Biden has maintained an average approval rating of 38.7%, Gallup revealed last month. This is historically low, with each of the last nine presidents going back to Dwight Eisenhower boasting higher averages at the same point. 

A Biden campaign spokesperson pointed to the president’s accomplishments, saying in a statement, “Joe Biden created 15 million jobs, capped the price of insulin at $35, and made health care more affordable than ever.”

The spokesperson emphasized that “Democrats across the country will be running on” Biden’s “record of historic results for the American people.”
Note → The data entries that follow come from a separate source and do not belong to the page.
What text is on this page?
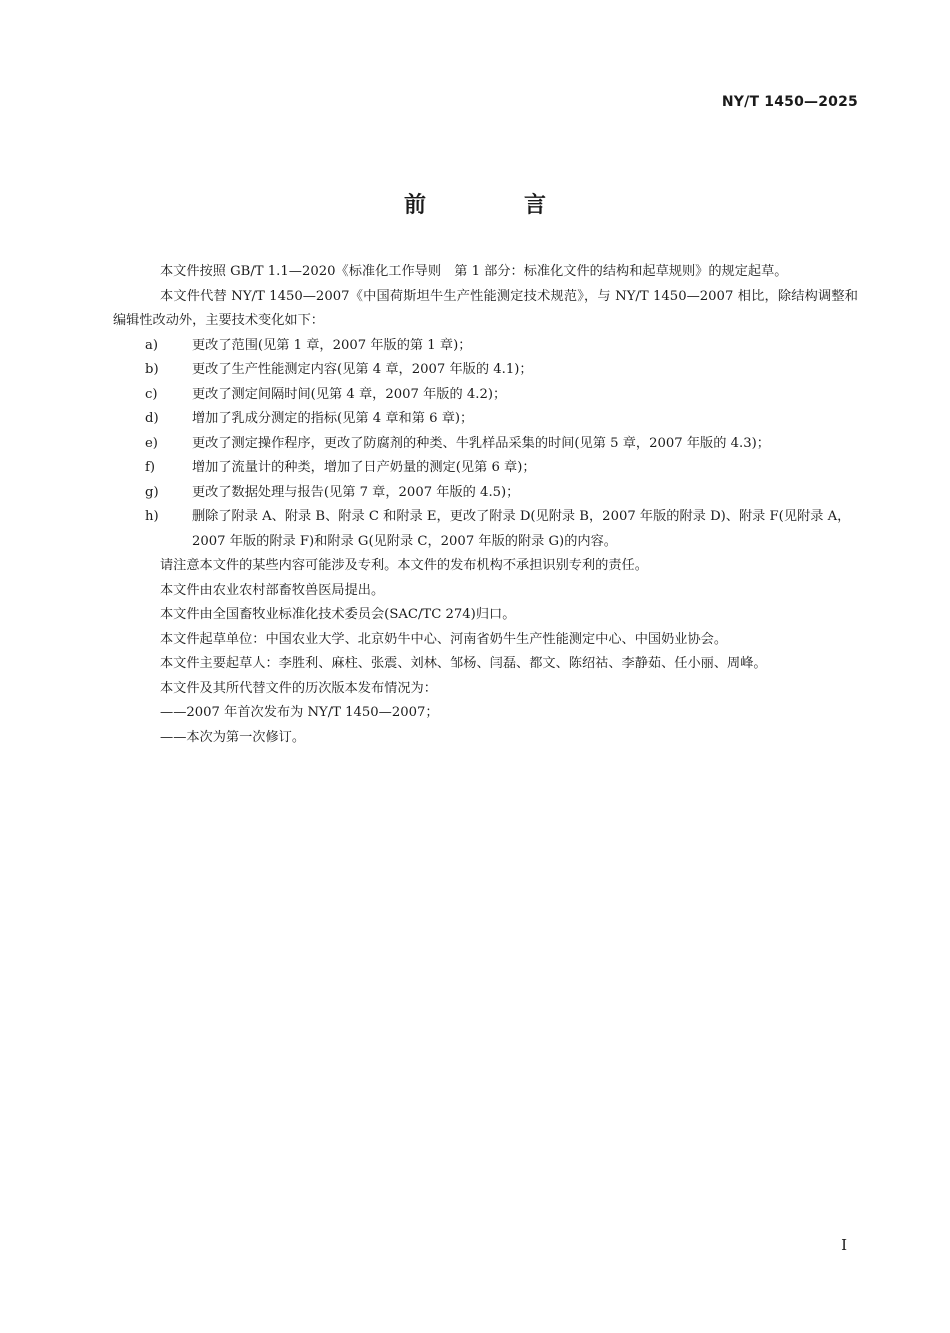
NY/T 1450—2025
前　言

本文件按照 GB/T 1.1—2020《标准化工作导则　第 1 部分：标准化文件的结构和起草规则》的规定起草。

本文件代替 NY/T 1450—2007《中国荷斯坦牛生产性能测定技术规范》，与 NY/T 1450—2007 相比，除结构调整和编辑性改动外，主要技术变化如下：

a)	更改了范围(见第 1 章，2007 年版的第 1 章)；
b)	更改了生产性能测定内容(见第 4 章，2007 年版的 4.1)；
c)	更改了测定间隔时间(见第 4 章，2007 年版的 4.2)；
d)	增加了乳成分测定的指标(见第 4 章和第 6 章)；
e)	更改了测定操作程序，更改了防腐剂的种类、牛乳样品采集的时间(见第 5 章，2007 年版的 4.3)；
f)	增加了流量计的种类，增加了日产奶量的测定(见第 6 章)；
g)	更改了数据处理与报告(见第 7 章，2007 年版的 4.5)；
h)	删除了附录 A、附录 B、附录 C 和附录 E，更改了附录 D(见附录 B，2007 年版的附录 D)、附录 F(见附录 A，2007 年版的附录 F)和附录 G(见附录 C，2007 年版的附录 G)的内容。

请注意本文件的某些内容可能涉及专利。本文件的发布机构不承担识别专利的责任。

本文件由农业农村部畜牧兽医局提出。

本文件由全国畜牧业标准化技术委员会(SAC/TC 274)归口。

本文件起草单位：中国农业大学、北京奶牛中心、河南省奶牛生产性能测定中心、中国奶业协会。

本文件主要起草人：李胜利、麻柱、张震、刘林、邹杨、闫磊、都文、陈绍祜、李静茹、任小丽、周峰。

本文件及其所代替文件的历次版本发布情况为：

——2007 年首次发布为 NY/T 1450—2007；

——本次为第一次修订。

I
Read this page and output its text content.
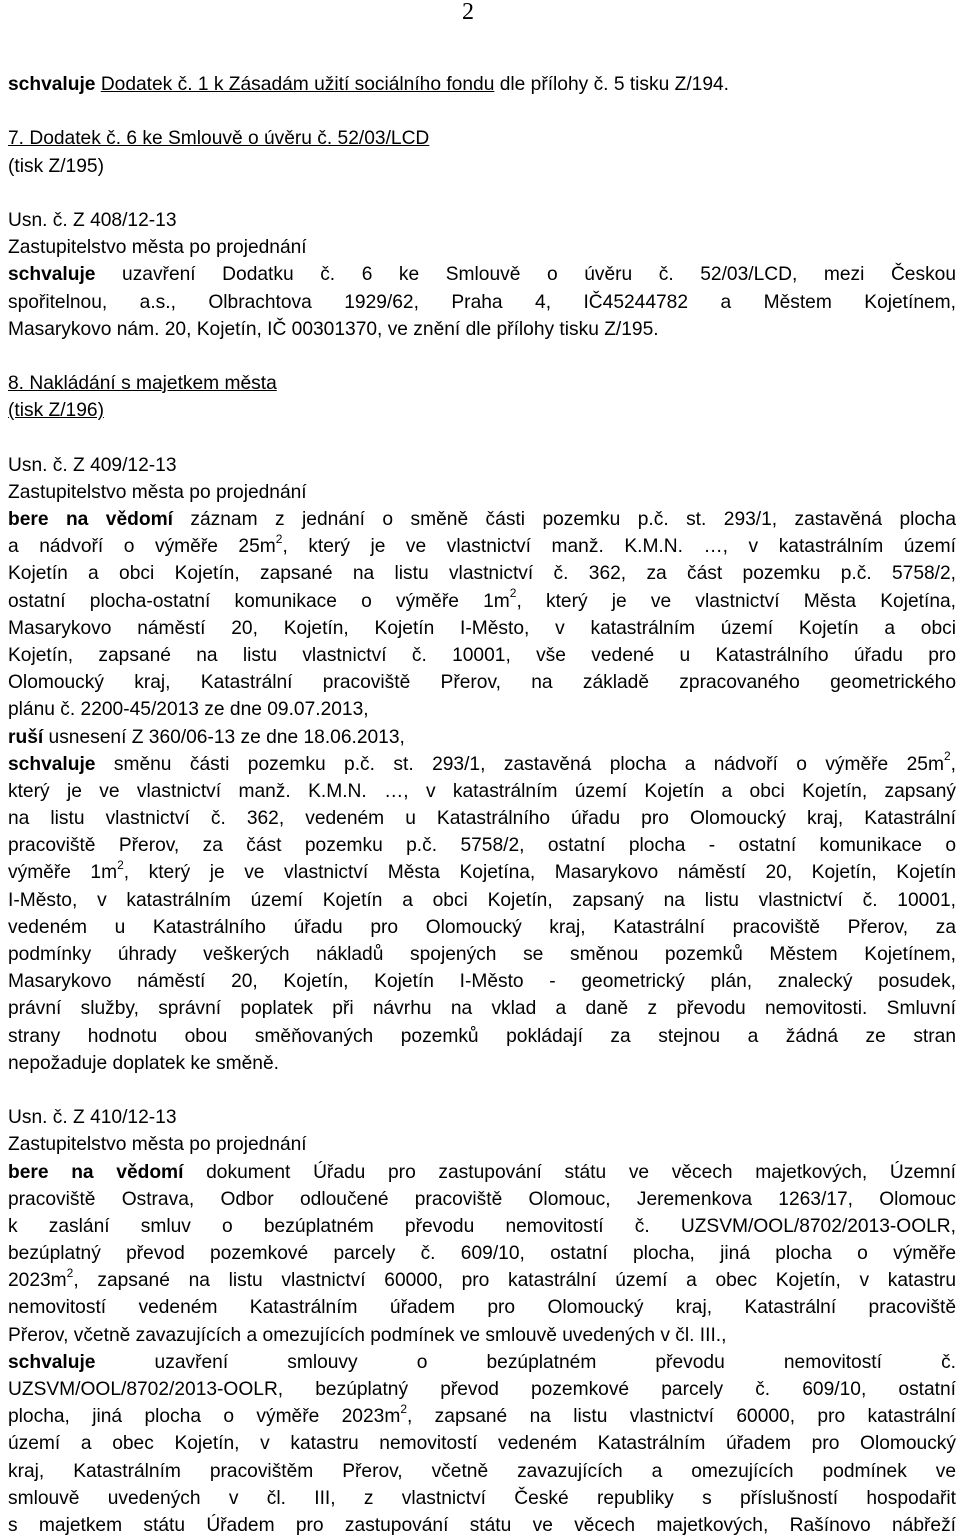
2
schvaluje Dodatek č. 1 k Zásadám užití sociálního fondu dle přílohy č. 5 tisku Z/194.
7. Dodatek č. 6 ke Smlouvě o úvěru č. 52/03/LCD
(tisk Z/195)
Usn. č. Z 408/12-13
Zastupitelstvo města po projednání
schvaluje uzavření Dodatku č. 6 ke Smlouvě o úvěru č. 52/03/LCD, mezi Českou
spořitelnou, a.s., Olbrachtova 1929/62, Praha 4, IČ45244782 a Městem Kojetínem,
Masarykovo nám. 20, Kojetín, IČ 00301370, ve znění dle přílohy tisku Z/195.
8. Nakládání s majetkem města
(tisk Z/196)
Usn. č. Z 409/12-13
Zastupitelstvo města po projednání
bere na vědomí záznam z jednání o směně části pozemku p.č. st. 293/1, zastavěná plocha
a nádvoří o výměře $25m^2$, který je ve vlastnictví manž. K.M.N. …, v katastrálním území
Kojetín a obci Kojetín, zapsané na listu vlastnictví č. 362, za část pozemku p.č. 5758/2,
ostatní plocha-ostatní komunikace o výměře $1m^2$, který je ve vlastnictví Města Kojetína,
Masarykovo náměstí 20, Kojetín, Kojetín I-Město, v katastrálním území Kojetín a obci
Kojetín, zapsané na listu vlastnictví č. 10001, vše vedené u Katastrálního úřadu pro
Olomoucký kraj, Katastrální pracoviště Přerov, na základě zpracovaného geometrického
plánu č. 2200-45/2013 ze dne 09.07.2013,
ruší usnesení Z 360/06-13 ze dne 18.06.2013,
schvaluje směnu části pozemku p.č. st. 293/1, zastavěná plocha a nádvoří o výměře $25m^2$,
který je ve vlastnictví manž. K.M.N. …, v katastrálním území Kojetín a obci Kojetín, zapsaný
na listu vlastnictví č. 362, vedeném u Katastrálního úřadu pro Olomoucký kraj, Katastrální
pracoviště Přerov, za část pozemku p.č. 5758/2, ostatní plocha - ostatní komunikace o
výměře $1m^2$, který je ve vlastnictví Města Kojetína, Masarykovo náměstí 20, Kojetín, Kojetín
I-Město, v katastrálním území Kojetín a obci Kojetín, zapsaný na listu vlastnictví č. 10001,
vedeném u Katastrálního úřadu pro Olomoucký kraj, Katastrální pracoviště Přerov, za
podmínky úhrady veškerých nákladů spojených se směnou pozemků Městem Kojetínem,
Masarykovo náměstí 20, Kojetín, Kojetín I-Město - geometrický plán, znalecký posudek,
právní služby, správní poplatek při návrhu na vklad a daně z převodu nemovitosti. Smluvní
strany hodnotu obou směňovaných pozemků pokládají za stejnou a žádná ze stran
nepožaduje doplatek ke směně.
Usn. č. Z 410/12-13
Zastupitelstvo města po projednání
bere na vědomí dokument Úřadu pro zastupování státu ve věcech majetkových, Územní
pracoviště Ostrava, Odbor odloučené pracoviště Olomouc, Jeremenkova 1263/17, Olomouc
k zaslání smluv o bezúplatném převodu nemovitostí č. UZSVM/OOL/8702/2013-OOLR,
bezúplatný převod pozemkové parcely č. 609/10, ostatní plocha, jiná plocha o výměře
$2023m^2$, zapsané na listu vlastnictví 60000, pro katastrální území a obec Kojetín, v katastru
nemovitostí vedeném Katastrálním úřadem pro Olomoucký kraj, Katastrální pracoviště
Přerov, včetně zavazujících a omezujících podmínek ve smlouvě uvedených v čl. III.,
schvaluje uzavření smlouvy o bezúplatném převodu nemovitostí č.
UZSVM/OOL/8702/2013-OOLR, bezúplatný převod pozemkové parcely č. 609/10, ostatní
plocha, jiná plocha o výměře $2023m^2$, zapsané na listu vlastnictví 60000, pro katastrální
území a obec Kojetín, v katastru nemovitostí vedeném Katastrálním úřadem pro Olomoucký
kraj, Katastrálním pracovištěm Přerov, včetně zavazujících a omezujících podmínek ve
smlouvě uvedených v čl. III, z vlastnictví České republiky s příslušností hospodařit
s majetkem státu Úřadem pro zastupování státu ve věcech majetkových, Rašínovo nábřeží
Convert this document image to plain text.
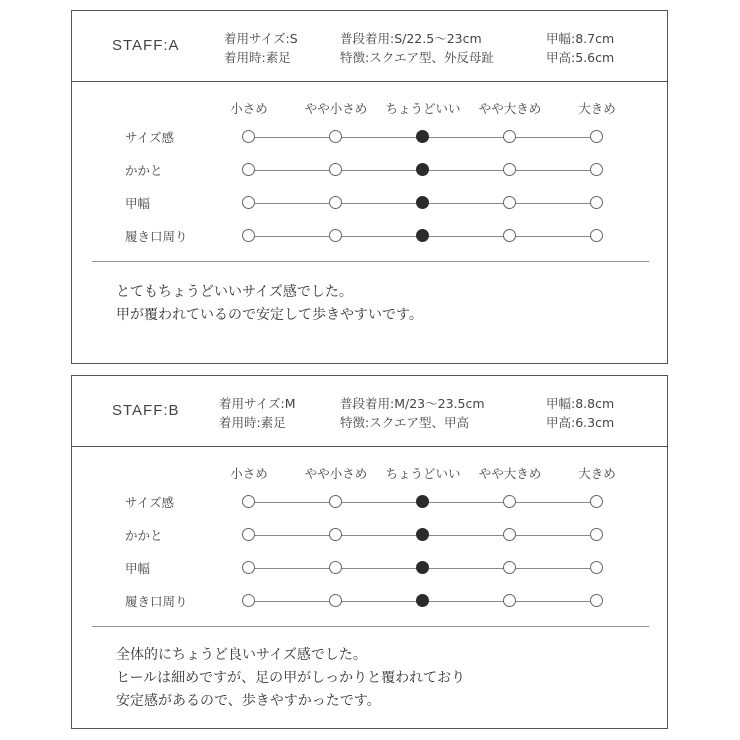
STAFF:A	着用サイズ:S	普段着用:S/22.5〜23cm	甲幅:8.7cm
着用時:素足	特徴:スクエア型、外反母趾	甲高:5.6cm
小さめ	やや小さめ	ちょうどいい	やや大きめ	大きめ
サイズ感
かかと
甲幅
履き口周り
とてもちょうどいいサイズ感でした。
甲が覆われているので安定して歩きやすいです。
STAFF:B	着用サイズ:M	普段着用:M/23〜23.5cm	甲幅:8.8cm
着用時:素足	特徴:スクエア型、甲高	甲高:6.3cm
小さめ	やや小さめ	ちょうどいい	やや大きめ	大きめ
サイズ感
かかと
甲幅
履き口周り
全体的にちょうど良いサイズ感でした。
ヒールは細めですが、足の甲がしっかりと覆われており
安定感があるので、歩きやすかったです。
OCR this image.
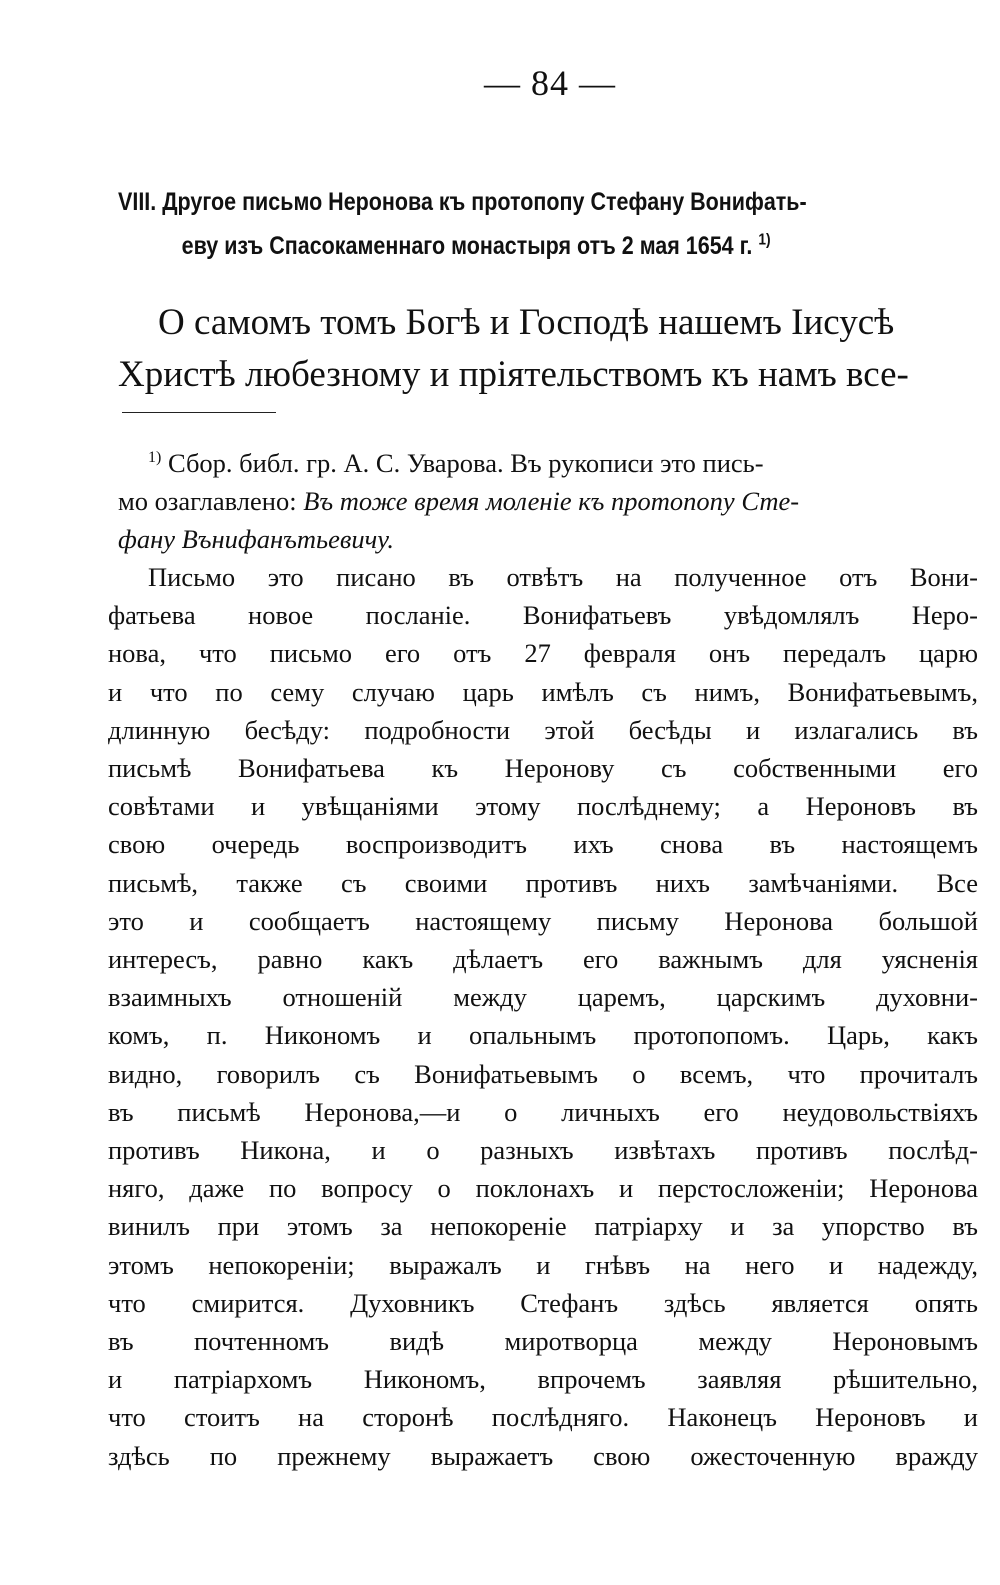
— 84 —
VIII. Другое письмо Неронова къ протопопу Стефану Вонифать-
еву изъ Спасокаменнаго монастыря отъ 2 мая 1654 г. $^{1)}$
О самомъ томъ Богѣ и Господѣ нашемъ Іисусѣ
Христѣ любезному и пріятельствомъ къ намъ все-
$^{1)}$ Сбор. библ. гр. А. С. Уварова. Въ рукописи это пись-
мо озаглавлено: Въ тоже время моленіе къ протопопу Сте-
фану Вънифанътьевичу.
Письмо это писано въ отвѣтъ на полученное отъ Вони-
фатьева новое посланіе. Вонифатьевъ увѣдомлялъ Неро-
нова, что письмо его отъ 27 февраля онъ передалъ царю
и что по сему случаю царь имѣлъ съ нимъ, Вонифатьевымъ,
длинную бесѣду: подробности этой бесѣды и излагались въ
письмѣ Вонифатьева къ Неронову съ собственными его
совѣтами и увѣщаніями этому послѣднему; а Нероновъ въ
свою очередь воспроизводитъ ихъ снова въ настоящемъ
письмѣ, также съ своими противъ нихъ замѣчаніями. Все
это и сообщаетъ настоящему письму Неронова большой
интересъ, равно какъ дѣлаетъ его важнымъ для уясненія
взаимныхъ отношеній между царемъ, царскимъ духовни-
комъ, п. Никономъ и опальнымъ протопопомъ. Царь, какъ
видно, говорилъ съ Вонифатьевымъ о всемъ, что прочиталъ
въ письмѣ Неронова,—и о личныхъ его неудовольствіяхъ
противъ Никона, и о разныхъ извѣтахъ противъ послѣд-
няго, даже по вопросу о поклонахъ и перстосложеніи; Неронова
винилъ при этомъ за непокореніе патріарху и за упорство въ
этомъ непокореніи; выражалъ и гнѣвъ на него и надежду,
что смирится. Духовникъ Стефанъ здѣсь является опять
въ почтенномъ видѣ миротворца между Нероновымъ
и патріархомъ Никономъ, впрочемъ заявляя рѣшительно,
что стоитъ на сторонѣ послѣдняго. Наконецъ Нероновъ и
здѣсь по прежнему выражаетъ свою ожесточенную вражду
“Republicans’ MAGA agenda is toxic with voters, as we saw with their failed red wave in 2022 and strong, Democratic overperformance wins in the NY special election and Kentucky gubernatorial,” they added. 

While the senators are using a strategy that has been relied on historically, not everyone is sure it will continue to work. “As politics continues to nationalize in the U.S., I’m not sure if voters in those states are going to be able to separate the individual from the party,” said Neiheisel. 

Republican strategist Zack Roday, a partner at Ascent Media, claimed the vulnerable Democrats’ positioning ahead of the elections is “nonsense.” 

“These Senate Democrats are a safe vote for Biden every time,” he emphasized.